If dark matter is the glue holding galaxies together, dark energy is its doppelganger, pushing the universe apart at increasing speeds. Dark energy is thought to make up three-quarters of the universe yet its basic nature remains poorly understood.
In a new approach to cracking the dark energy puzzle, Columbia astronomers are working with computer scientists to wring more information from high-resolution images of about a billion galaxies in our universe. Their project, drawing on statistics, and computer self-learning and face-recognition algorithms, is funded by a two-year, $200,000 grant awarded by the Office of the Provost and administered by the Data Science Institute.
Though invisible, dark energy can be inferred from its effects on the shining stars and galaxies seen from telescopes on Earth and in space. In 1998 astronomers noticed that the distance between supernovas, or exploding stars, was getting bigger, faster, and coined the term dark energy to describe its cause.
After the Big Bang 13.8 million years ago, the universe grew rapidly before gravity slowed down its expansion. Then, about six billion years ago, dark energy is thought to have mysteriously caused it to pick up speed again. By pinning down the nature of dark energy, astronomers hope to understand the ultimate fate of our universe.
For now, dark energy is studied by monitoring the night sky. The most comprehensive technique involves tracking the subtle distortions of light around distant galaxies caused by gravitational lensing. When light travels to Earth, it bends around clumps of invisible dark matter en route. By measuring the changing shape of this distortion, or shear, at different distances from Earth, astronomers can trace dark matter’s gravitational pull through time.
“Looking at galaxies at different distances from Earth is like traveling through time,” said Columbia astronomer Zoltán Haiman, who is leading the dark energy project. “It allows us to reconstruct the time-evolution of the dark matter clumps. If they grow bigger, rapidly over time, we can infer there is either less dark energy filling the universe, or that dark energy is weaker.”
Using a supercomputer, Haiman, with his graduate students Andrea Petri and Jia Liu, has generated nearly a hundred models for how dark energy produced the universe we see today. Computer scientist Daniel Hsu is now applying statistical analysis and image-matching techniques to those models, each containing thousands of variations, to pin down ratios for the three variables thought to be most important for defining dark energy.
The idea for the project, said Haiman, came from a discussion he had years ago with computer scientist Shree Nayar, who helped develop the technology that lets computers quickly tell male and female faces apart. Haiman wondered if similar techniques could be used to compare pictures of the evolving universe to pick out shear features most predictive of dark energy, much as the mouth and nose are features predictive of male and female human faces.
One challenge for astronomers investigating dark energy is a shortage of observational data. To identify where clumps of dark matter have formed across the universe, shear maps for a large number of galaxies at a wide range of distances from Earth are needed.
To get around this, Haiman and his colleagues recently came up with a technique to get better dark matter estimates from limited data.
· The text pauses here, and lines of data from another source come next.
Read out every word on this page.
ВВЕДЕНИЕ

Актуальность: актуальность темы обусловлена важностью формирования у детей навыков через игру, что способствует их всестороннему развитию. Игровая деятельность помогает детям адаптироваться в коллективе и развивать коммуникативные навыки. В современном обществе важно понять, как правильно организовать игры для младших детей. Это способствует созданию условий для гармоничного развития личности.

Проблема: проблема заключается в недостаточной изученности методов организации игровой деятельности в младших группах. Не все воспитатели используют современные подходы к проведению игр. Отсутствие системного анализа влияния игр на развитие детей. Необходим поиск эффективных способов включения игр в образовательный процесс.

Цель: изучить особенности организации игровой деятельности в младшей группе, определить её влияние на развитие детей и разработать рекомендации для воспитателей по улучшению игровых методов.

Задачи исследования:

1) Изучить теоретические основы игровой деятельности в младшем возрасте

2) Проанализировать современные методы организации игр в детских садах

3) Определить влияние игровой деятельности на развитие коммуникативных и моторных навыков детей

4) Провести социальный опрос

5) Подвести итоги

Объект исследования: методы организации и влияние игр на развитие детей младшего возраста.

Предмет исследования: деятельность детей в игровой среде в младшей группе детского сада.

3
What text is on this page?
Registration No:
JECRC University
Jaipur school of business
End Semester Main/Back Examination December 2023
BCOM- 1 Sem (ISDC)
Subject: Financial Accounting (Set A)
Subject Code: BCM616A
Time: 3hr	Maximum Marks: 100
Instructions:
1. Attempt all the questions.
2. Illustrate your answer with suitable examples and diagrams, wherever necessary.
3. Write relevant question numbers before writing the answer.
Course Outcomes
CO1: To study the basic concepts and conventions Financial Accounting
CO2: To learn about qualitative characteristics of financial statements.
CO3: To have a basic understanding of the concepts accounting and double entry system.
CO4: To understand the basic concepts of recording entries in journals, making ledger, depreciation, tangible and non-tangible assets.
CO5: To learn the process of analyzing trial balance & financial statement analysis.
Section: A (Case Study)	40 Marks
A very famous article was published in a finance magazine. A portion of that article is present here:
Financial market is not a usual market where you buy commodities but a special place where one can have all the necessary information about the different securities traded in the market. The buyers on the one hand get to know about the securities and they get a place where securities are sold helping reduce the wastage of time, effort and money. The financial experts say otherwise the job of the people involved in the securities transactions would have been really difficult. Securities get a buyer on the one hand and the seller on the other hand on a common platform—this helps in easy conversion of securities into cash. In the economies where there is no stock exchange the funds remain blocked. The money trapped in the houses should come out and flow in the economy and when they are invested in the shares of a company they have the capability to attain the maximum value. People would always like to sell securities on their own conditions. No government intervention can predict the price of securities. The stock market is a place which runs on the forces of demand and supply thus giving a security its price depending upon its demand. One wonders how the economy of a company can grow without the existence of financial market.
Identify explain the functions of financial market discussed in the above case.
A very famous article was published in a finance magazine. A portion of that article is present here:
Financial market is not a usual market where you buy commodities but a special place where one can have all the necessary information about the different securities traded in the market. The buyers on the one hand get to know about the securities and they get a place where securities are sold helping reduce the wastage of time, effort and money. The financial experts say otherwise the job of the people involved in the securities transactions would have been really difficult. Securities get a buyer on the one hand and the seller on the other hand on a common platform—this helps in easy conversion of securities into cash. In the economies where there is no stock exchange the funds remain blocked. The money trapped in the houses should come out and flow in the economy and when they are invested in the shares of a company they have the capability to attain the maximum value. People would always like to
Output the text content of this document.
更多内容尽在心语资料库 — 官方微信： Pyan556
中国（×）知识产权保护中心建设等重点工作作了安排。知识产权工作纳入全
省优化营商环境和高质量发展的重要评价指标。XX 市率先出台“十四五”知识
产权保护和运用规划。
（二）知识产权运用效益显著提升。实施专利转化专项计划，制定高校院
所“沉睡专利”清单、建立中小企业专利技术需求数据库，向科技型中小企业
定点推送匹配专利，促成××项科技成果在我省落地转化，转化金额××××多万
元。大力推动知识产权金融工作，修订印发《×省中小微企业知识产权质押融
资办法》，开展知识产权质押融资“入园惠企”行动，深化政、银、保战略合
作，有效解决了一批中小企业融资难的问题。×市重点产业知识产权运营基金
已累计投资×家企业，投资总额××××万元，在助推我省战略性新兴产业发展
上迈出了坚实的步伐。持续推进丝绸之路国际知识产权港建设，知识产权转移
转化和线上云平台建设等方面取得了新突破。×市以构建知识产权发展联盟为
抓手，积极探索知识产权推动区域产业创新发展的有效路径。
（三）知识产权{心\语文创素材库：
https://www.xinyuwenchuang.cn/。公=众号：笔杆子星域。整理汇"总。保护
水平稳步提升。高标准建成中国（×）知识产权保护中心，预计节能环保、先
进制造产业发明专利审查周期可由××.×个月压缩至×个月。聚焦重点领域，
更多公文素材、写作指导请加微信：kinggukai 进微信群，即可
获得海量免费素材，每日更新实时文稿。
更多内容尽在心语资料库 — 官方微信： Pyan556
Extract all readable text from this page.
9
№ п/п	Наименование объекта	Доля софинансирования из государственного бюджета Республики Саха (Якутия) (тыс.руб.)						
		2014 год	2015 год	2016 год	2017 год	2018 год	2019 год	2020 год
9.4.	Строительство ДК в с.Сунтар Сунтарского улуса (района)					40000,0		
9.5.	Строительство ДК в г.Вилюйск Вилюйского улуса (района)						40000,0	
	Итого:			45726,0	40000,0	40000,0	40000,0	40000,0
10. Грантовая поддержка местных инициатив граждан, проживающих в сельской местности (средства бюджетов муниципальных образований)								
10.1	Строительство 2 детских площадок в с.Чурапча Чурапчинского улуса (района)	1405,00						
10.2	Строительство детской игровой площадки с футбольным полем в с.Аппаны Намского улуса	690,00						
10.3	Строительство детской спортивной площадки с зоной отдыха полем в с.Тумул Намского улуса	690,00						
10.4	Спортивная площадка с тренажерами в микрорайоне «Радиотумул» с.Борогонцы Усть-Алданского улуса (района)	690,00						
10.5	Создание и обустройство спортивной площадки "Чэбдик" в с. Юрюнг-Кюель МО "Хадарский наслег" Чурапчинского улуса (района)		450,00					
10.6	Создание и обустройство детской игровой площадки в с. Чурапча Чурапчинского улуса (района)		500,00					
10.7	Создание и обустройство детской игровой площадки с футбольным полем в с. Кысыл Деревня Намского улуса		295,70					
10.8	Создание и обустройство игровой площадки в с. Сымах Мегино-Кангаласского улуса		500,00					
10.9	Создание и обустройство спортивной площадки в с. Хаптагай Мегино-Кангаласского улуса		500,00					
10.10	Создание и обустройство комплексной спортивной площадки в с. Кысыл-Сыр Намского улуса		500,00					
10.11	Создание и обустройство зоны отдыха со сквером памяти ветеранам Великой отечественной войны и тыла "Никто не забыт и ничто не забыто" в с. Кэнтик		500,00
Testing their method on shear shapes produced by six million galaxies—less than 1 percent of the sky–they showed that such estimates could be markedly improved.
As powerful new telescopes come online, including the Large Synoptic Survey Telescope (LSST) in Chile, an explosion of shear data is expected. Larger surveys will allow astronomers to measure the shapes of up to a billion galaxies, including those in our deep cosmic past. Data science tools like those being developed by Haiman and his colleagues will allow astronomers to extract more information from surveys large and small.
Until the mystery is solved, dark energy could be many things. “It could be a fundamental property of vacuum–the fundamental quantum property of nothing–or a new and exotic elementary particle,” said Haiman.
It might also turn out that dark energy does not exist, and Einstein’s general theory of relativity does not apply on cosmic scales.
“We may just be interpreting the data with the wrong equations,” said Haiman. “We can only solve this riddle with further analysis and measurements.”